PŻM z wielomilionową stratą
236 milionów złotych na minusie – to wynik finansowy spółki za ubiegły rok. Jej przedstawiciele jednak przekonują, że nie ma powodów do niepokoju.
![Jeden z masowców należących do PŻM /fot.: mat. prasowe /](https://szczecinbiznes.pl/_szb/_upload/_cache/560x315_wymuszony/pAm.jpg)
Ujemny wynik finansowy Polska Żegluga Morska odnotowała po raz pierwszy od wielu lat. Przypomnijmy tylko, że w ubiegłym roku Grupa PŻM zarobiła ponad 200 mln zł, a rok wcześniej – ponad 550 mln! Skąd zatem tak fatalny ubiegłoroczny wynik?

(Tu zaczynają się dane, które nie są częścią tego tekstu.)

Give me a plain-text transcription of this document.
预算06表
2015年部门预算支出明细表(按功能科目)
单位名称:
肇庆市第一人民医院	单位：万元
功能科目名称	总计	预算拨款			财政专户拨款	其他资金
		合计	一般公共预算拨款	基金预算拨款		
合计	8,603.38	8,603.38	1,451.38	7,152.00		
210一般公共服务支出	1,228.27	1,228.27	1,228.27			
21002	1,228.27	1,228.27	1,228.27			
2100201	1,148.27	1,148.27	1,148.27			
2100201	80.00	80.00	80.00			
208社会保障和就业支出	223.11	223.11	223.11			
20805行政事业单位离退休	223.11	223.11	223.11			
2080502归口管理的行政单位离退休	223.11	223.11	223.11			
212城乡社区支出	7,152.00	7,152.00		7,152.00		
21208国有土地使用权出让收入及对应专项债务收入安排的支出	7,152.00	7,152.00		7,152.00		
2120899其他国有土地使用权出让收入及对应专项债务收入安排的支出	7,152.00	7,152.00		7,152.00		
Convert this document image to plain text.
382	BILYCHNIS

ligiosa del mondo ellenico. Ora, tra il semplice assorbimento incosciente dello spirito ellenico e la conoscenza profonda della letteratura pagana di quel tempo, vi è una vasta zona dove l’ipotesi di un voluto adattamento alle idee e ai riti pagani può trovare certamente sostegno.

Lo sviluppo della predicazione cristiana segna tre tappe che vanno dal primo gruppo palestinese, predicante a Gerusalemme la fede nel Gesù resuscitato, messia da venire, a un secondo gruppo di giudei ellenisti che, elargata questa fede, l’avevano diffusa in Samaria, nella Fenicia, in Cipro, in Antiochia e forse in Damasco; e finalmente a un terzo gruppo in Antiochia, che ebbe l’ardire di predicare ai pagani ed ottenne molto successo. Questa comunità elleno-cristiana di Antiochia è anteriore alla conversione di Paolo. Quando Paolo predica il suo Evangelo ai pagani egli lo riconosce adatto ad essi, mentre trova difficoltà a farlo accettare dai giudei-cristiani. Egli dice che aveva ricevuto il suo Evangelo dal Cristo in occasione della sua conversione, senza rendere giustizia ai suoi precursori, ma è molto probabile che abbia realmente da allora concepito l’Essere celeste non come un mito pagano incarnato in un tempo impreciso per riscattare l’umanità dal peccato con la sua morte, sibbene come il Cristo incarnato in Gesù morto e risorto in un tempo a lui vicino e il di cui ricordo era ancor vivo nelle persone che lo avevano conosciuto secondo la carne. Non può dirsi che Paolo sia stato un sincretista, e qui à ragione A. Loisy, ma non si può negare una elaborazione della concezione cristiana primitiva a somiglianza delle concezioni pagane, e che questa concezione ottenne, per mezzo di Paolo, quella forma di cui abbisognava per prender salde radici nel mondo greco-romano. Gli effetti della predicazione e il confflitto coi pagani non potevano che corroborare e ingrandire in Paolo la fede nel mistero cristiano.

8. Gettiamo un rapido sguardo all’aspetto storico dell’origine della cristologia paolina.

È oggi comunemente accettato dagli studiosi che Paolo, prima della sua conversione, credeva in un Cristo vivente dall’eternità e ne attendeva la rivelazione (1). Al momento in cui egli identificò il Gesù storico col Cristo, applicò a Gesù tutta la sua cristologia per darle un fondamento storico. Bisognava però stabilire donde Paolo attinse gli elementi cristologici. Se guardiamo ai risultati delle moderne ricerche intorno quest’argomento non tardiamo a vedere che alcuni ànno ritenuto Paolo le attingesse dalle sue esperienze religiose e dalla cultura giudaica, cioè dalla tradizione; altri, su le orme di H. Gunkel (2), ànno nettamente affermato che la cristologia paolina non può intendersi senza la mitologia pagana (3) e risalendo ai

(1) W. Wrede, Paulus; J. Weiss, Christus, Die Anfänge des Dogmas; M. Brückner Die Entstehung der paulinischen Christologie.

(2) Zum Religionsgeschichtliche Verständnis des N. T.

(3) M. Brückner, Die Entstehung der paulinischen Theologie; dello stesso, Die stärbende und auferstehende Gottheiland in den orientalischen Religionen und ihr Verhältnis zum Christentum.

Jak tłumaczą przedstawiciele spółki, to efekt kryzysu w branży transportu morskiego, który spowodował, że upadło wielu znanych armatorów na świecie. Pozostali również wykazują gigantyczne straty. Wpływ na to miał między innymi fakt, że stawki za przewozy ładunków były w ubiegłym roku niższe niż koszty eksploatacji, paliwa itp. Dodatkowo, na rynek weszła rekordowa liczba statków, a stawki przewozowe się obniżyły. W efekcie, na morzach było za dużo statków i za mało zleceń.
Sama spółka matka, czyli Polska Żegluga Morska Przedsiębiorstwo Państwowe osiągnęła w ubiegłym roku zysk 10,7 mln zł netto. Zyskowne były też inne spółki grupy, m.in. Unity Line czy Pazim, a więc te podmioty, które nie zajmują się eksploatacją masowców, bo to właśnie te ostatnie, w największym stopniu wygenerowały stratę finansową.
Rzecznik PŻM uspokaja jednak, że wynik finansowy, nie powinien zachwiać pozycją armatora, który korzysta obecnie z nadwyżki wypracowanej w poprzednich latach. Jak podkreśla, nie ma też żadnego zagrożenia, jeśli chodzi o wypłatę wynagrodzeń czy spłatę zakupionych ostatnio statków. Zapowiada też, że branża w tym roku spodziewa się znacznego ożywienia na rynku żeglugowym.